Restricted Application added a subscriber: Aklapper. · View Herald TranscriptNov 6 2019, 7:01 PM
Dzahn added a subscriber: Dzahn.Nov 6 2019, 7:19 PM

going through:

https://wikitech.wikimedia.org/wiki/Management_Interfaces#Troubleshooting_Commands

  • Does IPMI works locally?

No, it's "busy".

[mw1247:~] $ sudo ipmi-chassis --get-chassis-status
ipmi_cmd_get_chassis_status: BMC busy
  • Does IPMI work remotely?

No.

[cumin1001:~] $ sudo ipmitool -I lanplus -H "mw1247.mgmt.eqiad.wmnet" -U root -E chassis power status
..
Error: Unable to establish IPMI v2 / RMCP+ session

So chassis_status here is "BMC busy". That is an uncommon error. The common ones are internal system error or driver timeout.

Trying rac reset

Dzahn added a comment.Nov 6 2019, 7:21 PM

Can't ssh to mgmt to do racreset. Needs help from onsite then. adding dcops.

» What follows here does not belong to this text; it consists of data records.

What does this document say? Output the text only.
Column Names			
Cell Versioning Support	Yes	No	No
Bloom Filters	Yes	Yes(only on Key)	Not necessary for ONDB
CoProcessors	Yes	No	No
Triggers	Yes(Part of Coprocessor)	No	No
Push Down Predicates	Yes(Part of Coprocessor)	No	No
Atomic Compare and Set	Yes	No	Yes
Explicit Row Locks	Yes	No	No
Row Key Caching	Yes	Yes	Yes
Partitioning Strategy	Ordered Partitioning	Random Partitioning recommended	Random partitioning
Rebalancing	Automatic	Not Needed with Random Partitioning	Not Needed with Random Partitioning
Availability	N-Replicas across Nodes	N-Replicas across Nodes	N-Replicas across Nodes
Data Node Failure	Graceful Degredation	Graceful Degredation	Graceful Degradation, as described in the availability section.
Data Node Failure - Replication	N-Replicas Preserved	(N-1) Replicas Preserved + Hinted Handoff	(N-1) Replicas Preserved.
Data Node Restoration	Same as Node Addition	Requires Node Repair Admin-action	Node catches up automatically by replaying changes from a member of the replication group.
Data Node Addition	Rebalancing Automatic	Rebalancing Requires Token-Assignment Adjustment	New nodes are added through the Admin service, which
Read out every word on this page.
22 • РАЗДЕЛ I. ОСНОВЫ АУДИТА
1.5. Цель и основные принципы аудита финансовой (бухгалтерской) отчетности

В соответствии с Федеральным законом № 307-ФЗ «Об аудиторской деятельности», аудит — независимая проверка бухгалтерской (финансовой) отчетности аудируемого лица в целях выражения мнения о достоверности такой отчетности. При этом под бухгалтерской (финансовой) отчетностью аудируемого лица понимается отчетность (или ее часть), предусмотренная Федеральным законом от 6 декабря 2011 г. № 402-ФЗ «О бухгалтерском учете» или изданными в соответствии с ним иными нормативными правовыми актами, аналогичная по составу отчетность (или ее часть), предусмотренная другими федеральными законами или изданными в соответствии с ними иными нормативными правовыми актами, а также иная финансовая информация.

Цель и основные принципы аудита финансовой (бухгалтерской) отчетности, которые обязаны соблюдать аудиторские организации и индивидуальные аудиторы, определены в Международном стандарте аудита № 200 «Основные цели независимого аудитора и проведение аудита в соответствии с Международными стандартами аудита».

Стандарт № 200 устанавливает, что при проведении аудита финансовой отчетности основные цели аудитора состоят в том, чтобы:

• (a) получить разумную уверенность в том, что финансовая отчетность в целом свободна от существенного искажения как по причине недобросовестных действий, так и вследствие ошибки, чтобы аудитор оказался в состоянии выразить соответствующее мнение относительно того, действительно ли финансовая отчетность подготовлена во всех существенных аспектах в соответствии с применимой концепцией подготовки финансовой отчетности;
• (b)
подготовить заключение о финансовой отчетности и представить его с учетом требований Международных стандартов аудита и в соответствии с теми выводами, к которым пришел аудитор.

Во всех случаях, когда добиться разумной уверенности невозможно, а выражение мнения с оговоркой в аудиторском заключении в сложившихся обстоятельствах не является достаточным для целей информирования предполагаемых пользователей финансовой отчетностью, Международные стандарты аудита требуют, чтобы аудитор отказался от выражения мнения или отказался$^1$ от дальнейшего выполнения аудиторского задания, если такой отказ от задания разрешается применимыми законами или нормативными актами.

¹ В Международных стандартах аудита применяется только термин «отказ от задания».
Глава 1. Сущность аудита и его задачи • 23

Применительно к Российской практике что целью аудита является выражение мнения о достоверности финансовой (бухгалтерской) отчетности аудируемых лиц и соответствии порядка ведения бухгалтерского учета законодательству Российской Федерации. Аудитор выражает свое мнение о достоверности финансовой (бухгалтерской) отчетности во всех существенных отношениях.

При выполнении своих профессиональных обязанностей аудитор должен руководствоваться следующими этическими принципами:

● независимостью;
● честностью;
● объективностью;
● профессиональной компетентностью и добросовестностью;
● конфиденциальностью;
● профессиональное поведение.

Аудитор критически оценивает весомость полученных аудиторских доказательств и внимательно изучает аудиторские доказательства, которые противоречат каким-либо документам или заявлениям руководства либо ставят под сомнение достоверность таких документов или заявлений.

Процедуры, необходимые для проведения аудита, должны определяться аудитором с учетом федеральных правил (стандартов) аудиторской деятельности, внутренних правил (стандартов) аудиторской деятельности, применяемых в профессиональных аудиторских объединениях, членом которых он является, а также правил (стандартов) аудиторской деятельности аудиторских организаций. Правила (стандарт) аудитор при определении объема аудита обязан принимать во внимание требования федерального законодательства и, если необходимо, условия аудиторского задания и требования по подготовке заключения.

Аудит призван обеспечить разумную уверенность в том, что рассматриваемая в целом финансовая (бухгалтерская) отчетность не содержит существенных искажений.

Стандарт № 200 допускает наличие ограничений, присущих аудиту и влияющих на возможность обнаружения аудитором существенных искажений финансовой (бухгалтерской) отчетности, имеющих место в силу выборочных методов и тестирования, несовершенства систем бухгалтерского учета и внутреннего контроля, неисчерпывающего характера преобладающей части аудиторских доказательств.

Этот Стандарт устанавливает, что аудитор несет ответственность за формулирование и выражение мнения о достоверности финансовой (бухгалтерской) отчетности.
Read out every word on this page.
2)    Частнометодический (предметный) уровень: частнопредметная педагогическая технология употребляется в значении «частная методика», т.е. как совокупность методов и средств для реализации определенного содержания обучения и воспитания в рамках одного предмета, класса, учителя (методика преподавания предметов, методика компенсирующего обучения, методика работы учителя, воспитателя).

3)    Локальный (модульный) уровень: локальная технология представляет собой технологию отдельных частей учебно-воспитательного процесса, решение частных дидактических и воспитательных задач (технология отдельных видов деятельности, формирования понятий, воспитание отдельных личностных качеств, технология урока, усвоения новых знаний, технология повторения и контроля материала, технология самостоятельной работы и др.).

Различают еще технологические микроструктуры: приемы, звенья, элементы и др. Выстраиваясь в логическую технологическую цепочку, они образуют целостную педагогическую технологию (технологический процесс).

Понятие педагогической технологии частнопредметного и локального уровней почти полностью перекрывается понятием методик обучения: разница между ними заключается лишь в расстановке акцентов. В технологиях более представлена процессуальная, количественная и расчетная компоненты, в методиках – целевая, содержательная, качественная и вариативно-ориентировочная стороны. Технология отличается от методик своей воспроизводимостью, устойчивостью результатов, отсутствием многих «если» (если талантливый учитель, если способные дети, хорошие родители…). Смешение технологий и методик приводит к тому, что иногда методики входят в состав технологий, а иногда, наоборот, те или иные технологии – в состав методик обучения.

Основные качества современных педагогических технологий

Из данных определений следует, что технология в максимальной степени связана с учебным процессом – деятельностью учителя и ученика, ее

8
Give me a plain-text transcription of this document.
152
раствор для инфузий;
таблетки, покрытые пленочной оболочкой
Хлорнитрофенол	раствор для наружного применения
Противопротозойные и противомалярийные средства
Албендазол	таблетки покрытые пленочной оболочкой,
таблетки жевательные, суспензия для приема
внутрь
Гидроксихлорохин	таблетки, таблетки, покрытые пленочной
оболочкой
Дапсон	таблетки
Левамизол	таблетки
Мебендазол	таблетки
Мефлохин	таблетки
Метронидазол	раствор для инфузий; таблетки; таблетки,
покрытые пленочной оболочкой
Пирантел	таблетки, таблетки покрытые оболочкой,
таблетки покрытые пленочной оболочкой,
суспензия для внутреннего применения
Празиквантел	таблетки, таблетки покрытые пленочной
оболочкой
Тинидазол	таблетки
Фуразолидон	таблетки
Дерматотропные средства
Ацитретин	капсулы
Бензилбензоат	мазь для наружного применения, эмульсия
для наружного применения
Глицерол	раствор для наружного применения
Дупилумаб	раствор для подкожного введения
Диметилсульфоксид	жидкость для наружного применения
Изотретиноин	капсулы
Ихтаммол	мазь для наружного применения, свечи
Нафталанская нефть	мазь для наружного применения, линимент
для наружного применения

Dzahn assigned this task to Jclark-ctr.Nov 6 2019, 7:22 PM
Dzahn lowered the priority of this task from Medium to Low.
Dzahn edited projects, added ops-eqiad; removed observability.

@Jclark-ctr Please see if you can reset the DRAC. If the server needs to go down please ping me or somebody else in serviceops to depool it.

Dzahn added a comment.Nov 6 2019, 9:24 PM

server is depooled now.

preformed flea power drain

Dzahn added a comment.Nov 6 2019, 9:59 PM
  • ssh to mgmt works again
  • local IPMI works again
  • Icinga check changed to "ipmi_sdr_cache_open: /root/.freeipmi/sdr-cache/sdr-cache-mw1247.localhost: internal IPMI error"
Dzahn closed this task as Resolved.Nov 6 2019, 10:02 PM

and now it's fixed and Icinga is green again on next check. Thanks @Jclark-ctr for the quick response!